The inventory is a text file where each line represents a certificate in the
following format:
$SN $NB $NA /$S
where:
  * $SN = The serial number of the cert.  The serial number is formatted as a
          hexadecimal number, with a leading 0x, and zero-padded up to four
          digits, eg. 0x002f.
  * $NB = The 'not before' field of the cert, as a date/timestamp in UTC.
  * $NA = The 'not after' field of the cert, as a date/timestamp in UTC.
  * $S  = The distinguished name of the cert's subject.

Inputs: [crl :- CertificateRevocationList path :- schema/Str]

Encode a CRL to PEM format and write it to a file atomically and with
appropriate permissions.

Inputs: [crls :- [CertificateRevocationList] path :- schema/Str]

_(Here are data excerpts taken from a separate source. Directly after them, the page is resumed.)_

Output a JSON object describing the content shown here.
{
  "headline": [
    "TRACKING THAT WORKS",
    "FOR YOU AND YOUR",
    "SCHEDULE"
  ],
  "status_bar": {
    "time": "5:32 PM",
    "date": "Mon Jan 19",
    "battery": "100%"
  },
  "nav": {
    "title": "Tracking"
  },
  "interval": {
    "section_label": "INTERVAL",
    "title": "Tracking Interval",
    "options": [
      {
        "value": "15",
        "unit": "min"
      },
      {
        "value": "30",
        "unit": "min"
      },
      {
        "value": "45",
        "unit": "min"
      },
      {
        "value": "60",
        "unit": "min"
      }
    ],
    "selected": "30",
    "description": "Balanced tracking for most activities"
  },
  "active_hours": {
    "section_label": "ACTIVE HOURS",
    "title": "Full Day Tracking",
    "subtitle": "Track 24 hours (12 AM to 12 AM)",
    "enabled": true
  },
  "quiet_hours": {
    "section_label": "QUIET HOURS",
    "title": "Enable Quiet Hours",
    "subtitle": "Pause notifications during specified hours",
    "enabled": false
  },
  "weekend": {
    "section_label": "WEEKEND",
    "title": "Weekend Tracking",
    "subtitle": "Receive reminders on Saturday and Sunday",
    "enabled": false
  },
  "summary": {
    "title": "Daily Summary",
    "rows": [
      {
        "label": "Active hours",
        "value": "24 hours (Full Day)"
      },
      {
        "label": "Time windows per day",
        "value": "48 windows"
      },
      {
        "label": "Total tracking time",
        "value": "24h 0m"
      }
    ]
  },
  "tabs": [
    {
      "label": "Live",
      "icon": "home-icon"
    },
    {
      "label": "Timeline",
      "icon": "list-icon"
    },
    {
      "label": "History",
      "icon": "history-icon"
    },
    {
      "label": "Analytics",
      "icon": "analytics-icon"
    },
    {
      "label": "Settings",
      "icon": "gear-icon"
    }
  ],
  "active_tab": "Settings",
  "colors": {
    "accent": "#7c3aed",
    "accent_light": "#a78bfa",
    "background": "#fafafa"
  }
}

Encode a list of CRLS to PEM format and write it to a file atomically and
with appropriate permissions.  Note, assumes proper locking is done.

Inputs: [csr :- CertificateRequest path :- schema/Str]

Encode a CSR to PEM format and write it to a file atomically and with
appropriate permissions.

Inputs: [writer :- BufferedWriter settings :- CaSettings]

Inputs: [localcacrl-path :- schema/Str cacrl-contents :- schema/Str]
Returns: (schema/maybe Exception)

Spits the contents of 'cacrl-contents' string to the 'localcacrl' file
location if the 'cacrl' string contains valid CRL pem data. On success, return
nil. On failure, return the Exception captured from the failed attempt to
parse the CRL pem data.

Inputs: [key :- PrivateKey path :- schema/Str]

Encode a key to PEM format and write it to a file atomically and with
appropriate permissions for a private key.

Inputs: [key :- PublicKey path :- schema/Str]

Encode a key to PEM format and write it to a file atomically and with
appropriate permissions for a public key.